McCain: Secret email accounts fuel distrust
Sen. John McCain (R-Ariz.) is attacking the Obama administration for allowing top officials to use private email accounts to conduct official business.
Use of the secret accounts spurs public distrust of the government, McCain said in a letter sent to the White House on Monday, and prevents Congress from conducting appropriate oversight.
{mosads}”Your administration’s disdain towards congressional authority and its failure to disclose public records feeds into its adversarial relationship with Congress and fuels public distrust in government,” he wrote.
The Associated Press reported this month that Health and Human Services Secretary Kathleen Sebelius, the former head of the Environmental Protection Agency (EPA) and other officials have maintained multiple government email accounts to conduct official business. The practice raised concerns among transparency advocates who worry that the separate accounts make government records difficult to obtain.

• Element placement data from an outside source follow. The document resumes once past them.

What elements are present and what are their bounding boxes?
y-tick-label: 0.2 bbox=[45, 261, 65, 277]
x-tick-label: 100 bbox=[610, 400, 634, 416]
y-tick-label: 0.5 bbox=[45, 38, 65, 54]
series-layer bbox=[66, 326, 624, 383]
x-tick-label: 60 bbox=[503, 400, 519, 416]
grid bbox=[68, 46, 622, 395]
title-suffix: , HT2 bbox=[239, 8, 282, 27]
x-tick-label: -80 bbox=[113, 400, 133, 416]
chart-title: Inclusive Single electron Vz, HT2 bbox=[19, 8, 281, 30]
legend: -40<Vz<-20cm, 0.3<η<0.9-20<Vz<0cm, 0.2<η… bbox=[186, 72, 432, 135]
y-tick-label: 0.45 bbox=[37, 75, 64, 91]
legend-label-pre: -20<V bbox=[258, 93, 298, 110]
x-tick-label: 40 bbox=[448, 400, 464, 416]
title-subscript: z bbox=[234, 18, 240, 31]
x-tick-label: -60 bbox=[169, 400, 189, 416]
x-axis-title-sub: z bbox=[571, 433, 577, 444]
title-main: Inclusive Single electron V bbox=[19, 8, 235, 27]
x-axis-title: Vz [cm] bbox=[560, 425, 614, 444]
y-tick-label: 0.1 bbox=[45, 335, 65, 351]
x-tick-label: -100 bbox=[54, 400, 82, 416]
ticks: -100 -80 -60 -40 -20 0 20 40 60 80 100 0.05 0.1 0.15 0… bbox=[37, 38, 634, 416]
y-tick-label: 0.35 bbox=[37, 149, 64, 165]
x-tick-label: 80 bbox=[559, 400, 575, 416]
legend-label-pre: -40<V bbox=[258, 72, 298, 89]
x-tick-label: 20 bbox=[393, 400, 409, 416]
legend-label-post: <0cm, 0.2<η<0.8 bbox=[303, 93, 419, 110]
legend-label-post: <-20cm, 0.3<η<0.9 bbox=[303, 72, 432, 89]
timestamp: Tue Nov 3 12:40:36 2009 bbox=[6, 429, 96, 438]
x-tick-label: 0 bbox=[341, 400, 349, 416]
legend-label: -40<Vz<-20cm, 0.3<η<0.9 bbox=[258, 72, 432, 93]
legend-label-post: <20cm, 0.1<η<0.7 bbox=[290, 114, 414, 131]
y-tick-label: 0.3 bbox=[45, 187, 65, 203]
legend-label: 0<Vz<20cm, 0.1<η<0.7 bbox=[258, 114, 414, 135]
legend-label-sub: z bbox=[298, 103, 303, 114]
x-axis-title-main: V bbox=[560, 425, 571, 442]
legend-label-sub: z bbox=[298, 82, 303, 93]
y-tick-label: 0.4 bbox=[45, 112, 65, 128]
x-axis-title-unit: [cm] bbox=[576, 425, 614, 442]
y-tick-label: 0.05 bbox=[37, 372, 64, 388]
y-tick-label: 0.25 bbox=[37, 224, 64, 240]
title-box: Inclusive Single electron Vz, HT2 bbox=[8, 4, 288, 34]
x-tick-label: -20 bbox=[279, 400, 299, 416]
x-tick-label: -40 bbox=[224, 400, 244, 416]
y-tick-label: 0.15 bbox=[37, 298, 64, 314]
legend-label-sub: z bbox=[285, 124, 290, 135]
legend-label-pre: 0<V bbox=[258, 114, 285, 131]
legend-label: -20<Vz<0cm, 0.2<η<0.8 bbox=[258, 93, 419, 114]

The White House has denied that the accounts are secret, and contends that they merely provide an additional avenue for officials with publicly available email addresses to conduct business without their inboxes overflowing.
Officials at the EPA have used secondary email accounts for more than a decade, and records are available to the public and Congress, according to the agency.
The AP had difficulty retrieving lists of many addresses from federal agencies, however.
McCain said that the practice allows the administration to side-step congressional oversight and runs counter to the administration’s pledges of transparency.
“Congress cannot perform its constitutionally-mandated duty to report to the people what their government is doing while your administration creates secret alternate communications networks,” McCain wrote in the letter. “If your administration continues to undermine congressional oversight, the political accountability of the executive branch will be severely weakened.”
McCain also compared the lack of disclosure from the administration to the investigation into the Justice Department’s failed gun-tracking Fast and Furious operation, during which the House cited Attorney General Eric Holder for contempt for not disclosing subpoenaed documents.
In the letter, McCain asked President Obama eight questions about the administration’s response to public information requests and officials’ use of additional email accounts.
McCain is the top Republican on the Homeland Security and Government Affairs Committee’s permanent subcommittee on Investigations.